Servicers supervised by the Office of the Comptroller of the Currency completed fewer loan modifications in the first quarter as the number of delinquent borrowers who need assistance appears to be shrinking.
The OCC Mortgage Metrics Report released Wednesday morning shows the nine servicers had 867,500 loans that were 90 days or more past as of March 31, down 12% from the fourth quarter and 17% from a year ago.
The percentage of loans 30 days to 89 days past due fell to the lowest level since financial crisis in 2008.
Meanwhile, the number of loan modifications fell by 20% from the fourth to the first quarter.
OCC mortgage expert Bruce Krueger told reporters that the ongoing reduction in delinquent mortgages is occurring in early-stage delinquencies and in late-stage delinquencies.
He attributes this reduction in delinquencies to improving jobs numbers in the first quarter, firming house prices and refinancing programs.
Nevertheless, servicers completed 92,150 loan modifications in the first quarter including 36,500 HAMP mods.
There are still a substantial number of persons receiving modifications each month. “Those who do qualify are significantly better off and performing quite well,” Krueger said.
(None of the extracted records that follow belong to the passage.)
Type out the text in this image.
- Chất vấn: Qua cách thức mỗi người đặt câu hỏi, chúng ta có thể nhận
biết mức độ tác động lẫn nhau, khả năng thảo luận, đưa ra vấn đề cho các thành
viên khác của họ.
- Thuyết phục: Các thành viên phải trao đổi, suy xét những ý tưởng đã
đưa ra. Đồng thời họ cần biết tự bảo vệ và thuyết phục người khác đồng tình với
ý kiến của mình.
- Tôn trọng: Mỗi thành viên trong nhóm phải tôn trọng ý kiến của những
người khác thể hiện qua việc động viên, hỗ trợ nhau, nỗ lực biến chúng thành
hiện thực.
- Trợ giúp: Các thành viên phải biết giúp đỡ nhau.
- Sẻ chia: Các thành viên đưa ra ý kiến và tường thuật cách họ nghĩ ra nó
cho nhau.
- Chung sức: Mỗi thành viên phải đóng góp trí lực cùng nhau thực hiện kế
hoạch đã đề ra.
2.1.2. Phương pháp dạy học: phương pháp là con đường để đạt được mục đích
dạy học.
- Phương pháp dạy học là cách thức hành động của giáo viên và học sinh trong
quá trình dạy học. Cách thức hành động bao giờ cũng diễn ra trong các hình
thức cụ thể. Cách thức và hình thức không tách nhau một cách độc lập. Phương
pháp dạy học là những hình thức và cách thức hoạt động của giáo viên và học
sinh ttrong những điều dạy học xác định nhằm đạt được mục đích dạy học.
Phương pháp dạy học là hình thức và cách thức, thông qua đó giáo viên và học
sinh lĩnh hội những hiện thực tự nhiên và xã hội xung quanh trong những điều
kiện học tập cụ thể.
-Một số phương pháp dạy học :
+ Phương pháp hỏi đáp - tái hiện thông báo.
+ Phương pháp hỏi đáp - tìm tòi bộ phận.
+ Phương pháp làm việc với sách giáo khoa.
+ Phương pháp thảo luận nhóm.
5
He noted that 20% of borrowers that obtained a HAMP modification in the first quarter also benefited from a principal reduction.
Meanwhile, the nine servicers completed nearly 185,800 foreclosure sales, short sales and deed-in-lien transactions in the first quarter, up 2% from the previous quarter and 8% from a year ago.
The nine OCC-regulated servicers are Bank of America, JPMorgan Chase, Citibank, HSBC, MetLife, PNC, U.S. Bank, Wells Fargo and OneWest Bank.